This affirmation of policy by the ARO is the product of a four-year saga. It began when Mr Araghi and Mr Dorsett signed two contracts on 9 April 2009. One was with the Land Development Authority to purchase land in Crace and the other with Crace Development to build a house on the land.
Araghi and Dorsett believed that they would only have to pay stamp duty on the land, not the land and house combined. When the Commissioner for Revenue made an assessment of the duty payable, they were required to pay duty on both.
They appealed to ACAT in 2010 which ruled in their favour. The Commissioner for Revenue appealed to the Supreme Court where, in March 2013, a single judge found in favour of Araghi and Dorsett and, in a subsequent appeal, three Supreme Court judges upheld the finding that duty was only to be paid on the land, not the house and land.
The Commissioner’s essential arguments were that the two contracts were closely intertwined and effectively the land could only be transferred once the house was built so that the purchasers would receive the benefits of the improvements when they completed their purchase.
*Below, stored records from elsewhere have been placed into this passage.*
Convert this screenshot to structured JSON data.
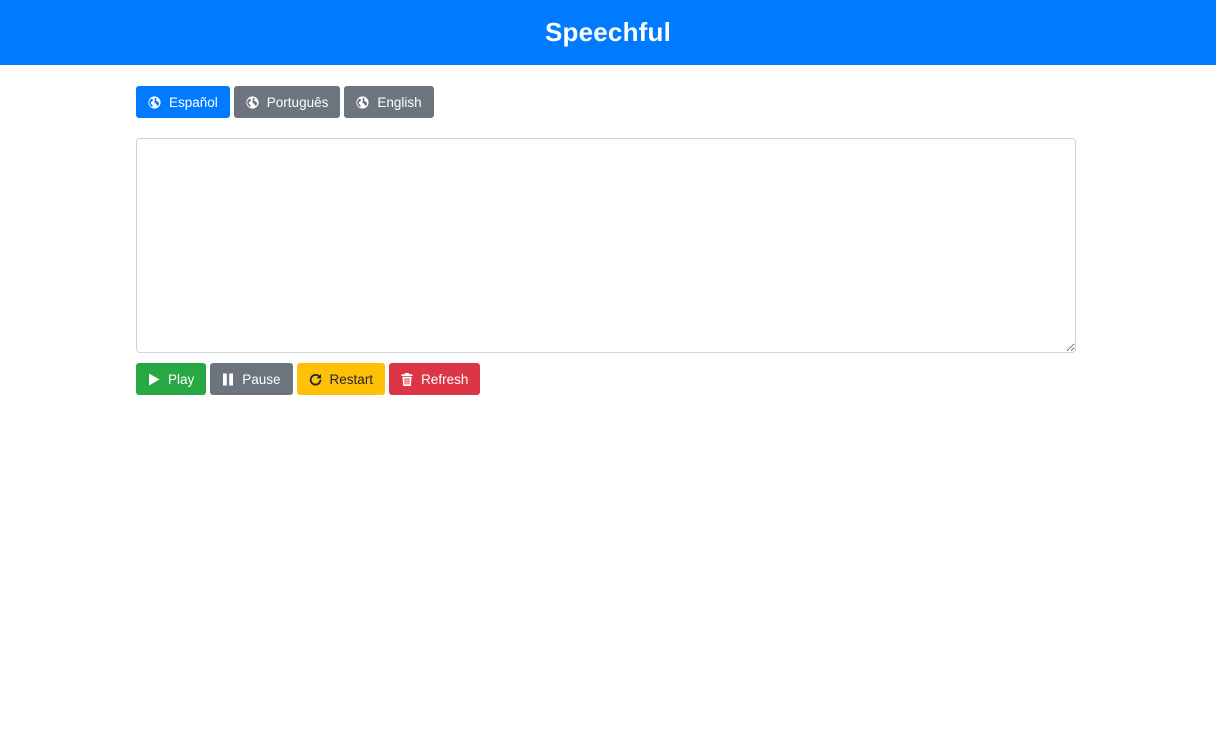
{
  "header": {
    "title": "Speechful",
    "color": "#007bff"
  },
  "languages": [
    {
      "label": "Español",
      "icon": "globe-icon",
      "active": true
    },
    {
      "label": "Português",
      "icon": "globe-icon",
      "active": false
    },
    {
      "label": "English",
      "icon": "globe-icon",
      "active": false
    }
  ],
  "text_input": {
    "value": "",
    "placeholder": ""
  },
  "controls": {
    "play_label": "Play",
    "pause_label": "Pause",
    "restart_label": "Restart",
    "refresh_label": "Refresh"
  },
  "colors": {
    "primary": "#007bff",
    "secondary": "#6c757d",
    "success": "#28a745",
    "warning": "#ffc107",
    "danger": "#dc3545"
  }
}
But the contract for the land was with one agency and the one for the land with another. The building did indeed need to be finished for the land to be transferred but there was no privity of contract between the Land Authority and the builder so, in essence, the transfer of land could be completed by the Land Authority but they did not control the building process, nor did the conclusion of the building actually affect the transfer of land.
The definitions in the Duties Act did not include this type of land and housing package so duty simply could not be charged on the house built on the land The ACAT ruling and the Court’s findings are a salutary reminder of the first principles of contract law and the importance of legal drafting.
ROBERTA McRAE teaches law at the ANU College of Law.